Stars ‘Salute the Rebel’
Following another successful staging of Rebel Salute, several entertainers have sought to salute the organisers of the festival for their hard work in sustaining the festival for more than two decades.
Speaking with THE STAR following their performances, several artistes congratulated Tony Rebel and his team for helping in the preservation of reggae music through this historic event. Last weekend’s staging of the reggae show marked its 25th anniversary.
Ikaya: Big up Rebel Salute. Queen Ifrica, Tony Rebel and the entire team, keep doing what you’re doing. Over the years, we’ve seen there aren’t many live festivals, and for them to maintain their presence for 25 years is definitely something special. They’re doing a great job at preserving reggae music, and I have to commend them on that. Let live music live!
Agent Sasco: It’s a festival in St Ann, but it goes all over the world. I would estimate about a half dozen performances for me at Rebel Salute, and I am grateful for the event. It’s one of the premiere reggae shows on the entertainment calendar, and to see it last so many years when so many other calendar events have fallen off, it’s good to have it continuing for so long. I remember the first time I went, parking was a real nightmare. Now you roll up and park and everything is smooth, so kudos to the team for ironing out the issues year after year and improving. Salute to the Rebel, because it’s a good vibe.

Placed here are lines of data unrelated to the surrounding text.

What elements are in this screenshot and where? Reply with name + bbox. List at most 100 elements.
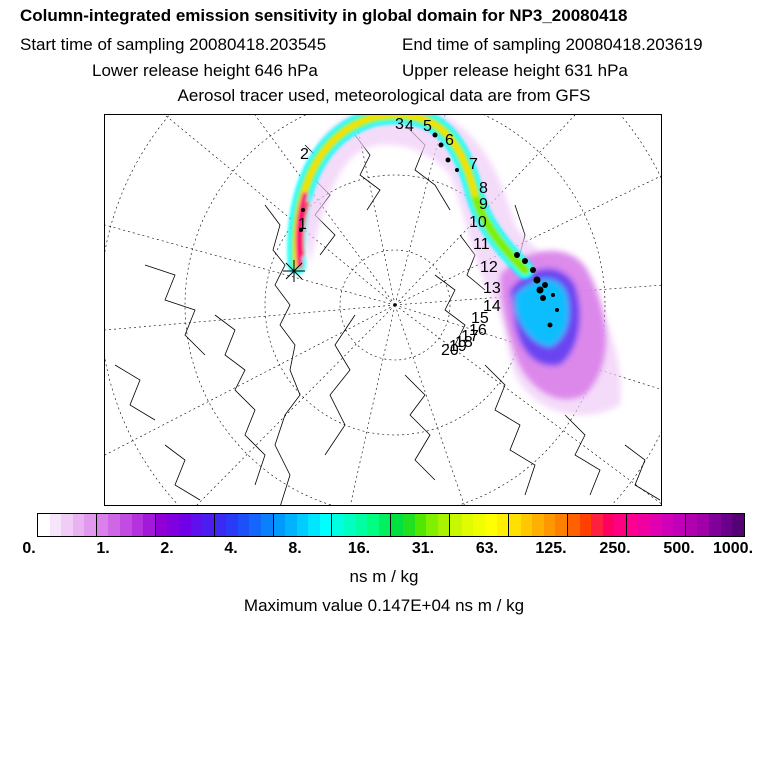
colorbar-segment <box>449 514 462 536</box>
colorbar-tick: 125. <box>535 540 567 557</box>
colorbar-segment <box>390 514 403 536</box>
colorbar-segment <box>484 514 497 536</box>
maximum-value: Maximum value 0.147E+04 ns m / kg <box>243 596 525 615</box>
colorbar-tick: 16. <box>347 540 371 557</box>
day-label: 7 <box>469 156 478 173</box>
colorbar-segment <box>625 514 639 536</box>
colorbar-tick: 8. <box>288 540 302 557</box>
colorbar-segment <box>378 514 391 536</box>
day-label: 17 <box>461 328 479 345</box>
figure-title: Column-integrated emission sensitivity i… <box>20 6 628 25</box>
colorbar-segment <box>49 514 62 536</box>
colorbar-tick: 63. <box>475 540 499 557</box>
day-label: 18 <box>455 334 473 351</box>
colorbar-segment <box>272 514 286 536</box>
day-label: 9 <box>479 196 488 213</box>
colorbar-segment <box>344 514 356 536</box>
colorbar-segment <box>732 514 744 536</box>
colorbar-segment <box>120 514 132 536</box>
upper-release-height: Upper release height 631 hPa <box>402 61 628 80</box>
colorbar-segment <box>567 514 580 536</box>
colorbar-segment <box>213 514 227 536</box>
map-canvas: 1 2 3 4 5 6 7 8 9 10 11 12 13 14 15 16 1… <box>105 115 661 505</box>
colorbar <box>37 513 745 537</box>
day-label: 5 <box>423 118 432 135</box>
colorbar-segment <box>154 514 168 536</box>
colorbar-segment <box>661 514 674 536</box>
colorbar-segment <box>708 514 721 536</box>
colorbar-segment <box>591 514 603 536</box>
day-label: 14 <box>483 298 501 315</box>
colorbar-tick: 250. <box>599 540 631 557</box>
day-label: 15 <box>471 310 489 327</box>
colorbar-segment <box>331 514 345 536</box>
colorbar-segment <box>414 514 427 536</box>
tracer-note: Aerosol tracer used, meteorological data… <box>177 86 591 105</box>
colorbar-tick: 2. <box>160 540 174 557</box>
day-label: 12 <box>480 259 498 276</box>
trajectory-markers <box>299 132 559 328</box>
colorbar-segment <box>367 514 379 536</box>
colorbar-tick: 1000. <box>712 540 754 557</box>
day-label: 8 <box>479 180 488 197</box>
colorbar-segment <box>355 514 368 536</box>
colorbar-segment <box>108 514 121 536</box>
start-time: Start time of sampling 20080418.203545 <box>20 35 327 54</box>
colorbar-segment <box>437 514 450 536</box>
colorbar-tick: 4. <box>224 540 238 557</box>
colorbar-segment <box>296 514 309 536</box>
colorbar-segment <box>249 514 261 536</box>
colorbar-segment <box>684 514 698 536</box>
colorbar-tick: 0. <box>22 540 36 557</box>
colorbar-segment <box>473 514 485 536</box>
day-label: 20 <box>441 342 459 359</box>
colorbar-segment <box>402 514 415 536</box>
colorbar-segment <box>673 514 685 536</box>
colorbar-tick: 500. <box>663 540 695 557</box>
colorbar-segment <box>190 514 203 536</box>
colorbar-segment <box>178 514 191 536</box>
colorbar-segment <box>638 514 651 536</box>
end-time: End time of sampling 20080418.203619 <box>402 35 703 54</box>
colorbar-segment <box>167 514 179 536</box>
colorbar-segment <box>543 514 556 536</box>
colorbar-segment <box>84 514 96 536</box>
colorbar-segment <box>72 514 85 536</box>
day-label: 3 <box>395 116 404 133</box>
colorbar-segment <box>143 514 155 536</box>
day-label: 16 <box>469 322 487 339</box>
colorbar-tick: 31. <box>411 540 435 557</box>
colorbar-segment <box>131 514 144 536</box>
colorbar-segment <box>237 514 250 536</box>
colorbar-segment <box>226 514 238 536</box>
day-labels: 1 2 3 4 5 6 7 8 9 10 11 12 13 14 15 16 1… <box>298 116 501 359</box>
lower-release-height: Lower release height 646 hPa <box>92 61 318 80</box>
colorbar-tick: 1. <box>96 540 110 557</box>
colorbar-segment <box>697 514 709 536</box>
day-label: 6 <box>445 132 454 149</box>
plume-envelope <box>302 115 621 416</box>
colorbar-segment <box>38 514 50 536</box>
day-label: 19 <box>449 338 467 355</box>
polar-map: 1 2 3 4 5 6 7 8 9 10 11 12 13 14 15 16 1… <box>104 114 662 506</box>
day-label: 4 <box>405 118 414 135</box>
colorbar-segment <box>532 514 544 536</box>
colorbar-segment <box>720 514 733 536</box>
colorbar-segment <box>308 514 320 536</box>
colorbar-segment <box>202 514 214 536</box>
colorbar-unit: ns m / kg <box>349 567 419 586</box>
plume-core <box>287 115 534 279</box>
day-label: 10 <box>469 214 487 231</box>
colorbar-segment <box>496 514 509 536</box>
colorbar-segment <box>426 514 438 536</box>
day-label: 11 <box>473 236 490 253</box>
colorbar-segment <box>520 514 533 536</box>
release-point-marker <box>283 260 305 282</box>
colorbar-segment <box>461 514 474 536</box>
colorbar-segment <box>508 514 521 536</box>
colorbar-segment <box>260 514 273 536</box>
colorbar-segment <box>285 514 297 536</box>
colorbar-segment <box>61 514 73 536</box>
colorbar-segment <box>579 514 592 536</box>
colorbar-segment <box>95 514 109 536</box>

Rondell Positive: Shows like these are where ministry is needed, and I thank the promoters of Rebel Salute for allowing me to spread the gospel on this stage. I am a Jesus person, and Jesus would say ‘why do I need to go to the persons that are healthy? They don’t need a doctor’. I wish Rebel Salute another 25 years of success as they continue their work.
Daville: I am reintroducing myself to Jamaica, and what better stage to do that than on the Rebel Salute stage? This is a truly one-of-a-kind show, and I have to say big thank you to (Tony) Rebel and his team for playing their part in preserving the music. For a show to go on for 25 years is no easy thing, but they’ve accomplished it through hard work and dedication, and I really want Jamaica to do what they can to ensure the show lasts another 25 years. Invest in the music and keep the culture alive.
Ding Dong: When I was booked for the show, a lot of people ask me ‘is wah yuh gonna go up there and sing? Is a Rastaman show’, but me glad Rebel gimme the chance fi show people say Rastaman can dance and have fun, too. This show is one of the things that is right with the music, and I just want people to continue supporting it. Big up Rebel and the whole crew. The music need more shows like this, so just gwaan do unu thing, man.